ところで、タイタニック号の事故については、事故発生当時から多くの疑惑や憶測などが飛び交いました。事故原因についても、操縦ミス説、陰謀説、多額の保険金目当ての「オリンピック号」との船体すり替え説などです。こうした諸説・疑惑が喧伝された背景には、事故原因の究明が、当時の技術では極めて困難であったことと共に、ホワイト・スター・ライン社によるデータの公表が少なかったことなどが挙げられます。
タイタニック号の海難事故から今年で100年、世の中に絶対安全なものなどないのに、人間って余り過去から学ばないんですね。

タイタニック号の栄光と悲劇、解明されない疑惑は、多くの小説、映画の題材になりました。ジェームズ・キャメロンが監督、レオナルド・ディカプリオとケイト・ウィンスレット主演で映画化された20世紀フォックス、パラマウント映画『タイタニック』(Titanic:1997)が現在では一番有名ですが、ジェームズ・キャメロンは史実を交えながら、過去の映画化作品からもプロットを借りています。

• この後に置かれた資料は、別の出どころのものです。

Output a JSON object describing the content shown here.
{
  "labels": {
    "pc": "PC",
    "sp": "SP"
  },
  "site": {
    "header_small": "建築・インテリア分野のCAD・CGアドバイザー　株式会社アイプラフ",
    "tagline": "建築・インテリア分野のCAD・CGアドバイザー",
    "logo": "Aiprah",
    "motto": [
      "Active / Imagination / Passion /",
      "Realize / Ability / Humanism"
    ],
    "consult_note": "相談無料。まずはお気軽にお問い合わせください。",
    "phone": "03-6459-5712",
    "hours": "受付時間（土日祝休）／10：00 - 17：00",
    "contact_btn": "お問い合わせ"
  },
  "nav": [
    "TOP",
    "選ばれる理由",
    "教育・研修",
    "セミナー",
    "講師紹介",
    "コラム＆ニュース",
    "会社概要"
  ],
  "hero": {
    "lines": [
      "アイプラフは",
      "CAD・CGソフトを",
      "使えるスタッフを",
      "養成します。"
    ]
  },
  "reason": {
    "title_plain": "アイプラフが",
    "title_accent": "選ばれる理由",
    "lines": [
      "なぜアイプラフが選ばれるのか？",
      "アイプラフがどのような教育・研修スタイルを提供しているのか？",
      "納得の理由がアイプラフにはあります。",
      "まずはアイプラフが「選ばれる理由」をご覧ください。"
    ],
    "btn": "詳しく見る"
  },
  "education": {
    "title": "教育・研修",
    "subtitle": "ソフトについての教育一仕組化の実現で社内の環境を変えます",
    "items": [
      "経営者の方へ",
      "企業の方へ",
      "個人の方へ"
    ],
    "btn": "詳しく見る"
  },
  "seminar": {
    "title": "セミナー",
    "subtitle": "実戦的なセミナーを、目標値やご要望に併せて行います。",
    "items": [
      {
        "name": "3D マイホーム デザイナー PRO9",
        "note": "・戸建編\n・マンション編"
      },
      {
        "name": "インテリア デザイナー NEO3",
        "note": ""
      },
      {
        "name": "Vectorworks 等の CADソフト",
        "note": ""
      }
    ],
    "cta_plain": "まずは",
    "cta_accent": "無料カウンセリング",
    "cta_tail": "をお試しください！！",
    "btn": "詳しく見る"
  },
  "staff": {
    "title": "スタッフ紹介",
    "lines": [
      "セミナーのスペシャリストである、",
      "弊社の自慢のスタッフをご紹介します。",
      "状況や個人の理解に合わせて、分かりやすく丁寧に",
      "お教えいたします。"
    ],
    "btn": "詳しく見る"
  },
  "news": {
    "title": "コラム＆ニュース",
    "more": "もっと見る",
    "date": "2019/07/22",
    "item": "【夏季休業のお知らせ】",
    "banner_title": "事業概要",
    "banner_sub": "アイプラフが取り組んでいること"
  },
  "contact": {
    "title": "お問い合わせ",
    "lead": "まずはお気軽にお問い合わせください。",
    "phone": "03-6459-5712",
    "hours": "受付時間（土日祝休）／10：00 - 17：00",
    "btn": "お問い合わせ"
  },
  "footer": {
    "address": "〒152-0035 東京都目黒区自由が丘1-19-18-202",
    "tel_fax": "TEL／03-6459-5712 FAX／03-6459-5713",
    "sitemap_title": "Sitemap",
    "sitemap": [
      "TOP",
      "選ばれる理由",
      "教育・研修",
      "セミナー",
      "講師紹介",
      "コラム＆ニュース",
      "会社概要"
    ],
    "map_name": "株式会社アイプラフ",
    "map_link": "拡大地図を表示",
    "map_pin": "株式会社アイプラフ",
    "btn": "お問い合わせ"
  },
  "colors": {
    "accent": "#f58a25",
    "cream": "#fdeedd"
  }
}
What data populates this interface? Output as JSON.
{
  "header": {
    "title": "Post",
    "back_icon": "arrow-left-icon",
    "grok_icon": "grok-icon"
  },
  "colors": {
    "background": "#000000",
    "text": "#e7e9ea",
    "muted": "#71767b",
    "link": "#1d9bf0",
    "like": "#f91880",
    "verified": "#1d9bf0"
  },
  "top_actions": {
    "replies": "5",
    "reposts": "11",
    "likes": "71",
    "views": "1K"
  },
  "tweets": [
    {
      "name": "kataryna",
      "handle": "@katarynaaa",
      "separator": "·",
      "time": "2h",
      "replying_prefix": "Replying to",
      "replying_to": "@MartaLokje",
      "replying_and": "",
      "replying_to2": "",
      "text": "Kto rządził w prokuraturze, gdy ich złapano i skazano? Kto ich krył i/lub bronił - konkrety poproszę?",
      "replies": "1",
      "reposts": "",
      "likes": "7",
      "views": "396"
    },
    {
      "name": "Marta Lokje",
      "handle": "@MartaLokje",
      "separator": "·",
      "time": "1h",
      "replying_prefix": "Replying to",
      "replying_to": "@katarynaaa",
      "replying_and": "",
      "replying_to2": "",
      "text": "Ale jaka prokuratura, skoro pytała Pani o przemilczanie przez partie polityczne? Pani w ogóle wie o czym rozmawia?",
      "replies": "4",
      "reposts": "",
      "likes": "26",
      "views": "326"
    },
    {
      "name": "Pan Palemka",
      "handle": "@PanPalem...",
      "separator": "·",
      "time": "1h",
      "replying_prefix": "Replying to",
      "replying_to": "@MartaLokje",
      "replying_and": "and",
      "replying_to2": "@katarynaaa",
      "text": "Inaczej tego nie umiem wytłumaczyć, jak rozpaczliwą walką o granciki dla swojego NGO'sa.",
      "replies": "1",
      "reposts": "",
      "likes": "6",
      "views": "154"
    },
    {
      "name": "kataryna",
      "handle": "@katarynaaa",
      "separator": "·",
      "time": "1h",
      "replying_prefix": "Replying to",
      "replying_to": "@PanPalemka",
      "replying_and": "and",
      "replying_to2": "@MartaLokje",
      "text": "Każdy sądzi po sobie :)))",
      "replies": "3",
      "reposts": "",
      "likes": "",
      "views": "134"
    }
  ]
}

特に有名なのは、沈みゆく船上で楽指団の人たちが「主よ御許に近づかん」(Nearer My God To Thee A night to Remember)を演奏する場面です。主人公たちの悲劇のラブロマンスよりも、この場面が一番感動的だと思うのは私だけではないと思います。


Titanic (1929)
【Part1】【Part2】
1958年の「A night to Remember」まで、最も忠実にタイタニック号の遭難を描いたものとされていたイギリス映画です。ソフト化されていないので貴重な映画です。

【参考映画名】Titanic (1943) アメリカとイギリスの権威失墜を狙ったナチス・ドイツのプロパガンダ映画ですが、演出、映像はなかなか見ごたえがありました。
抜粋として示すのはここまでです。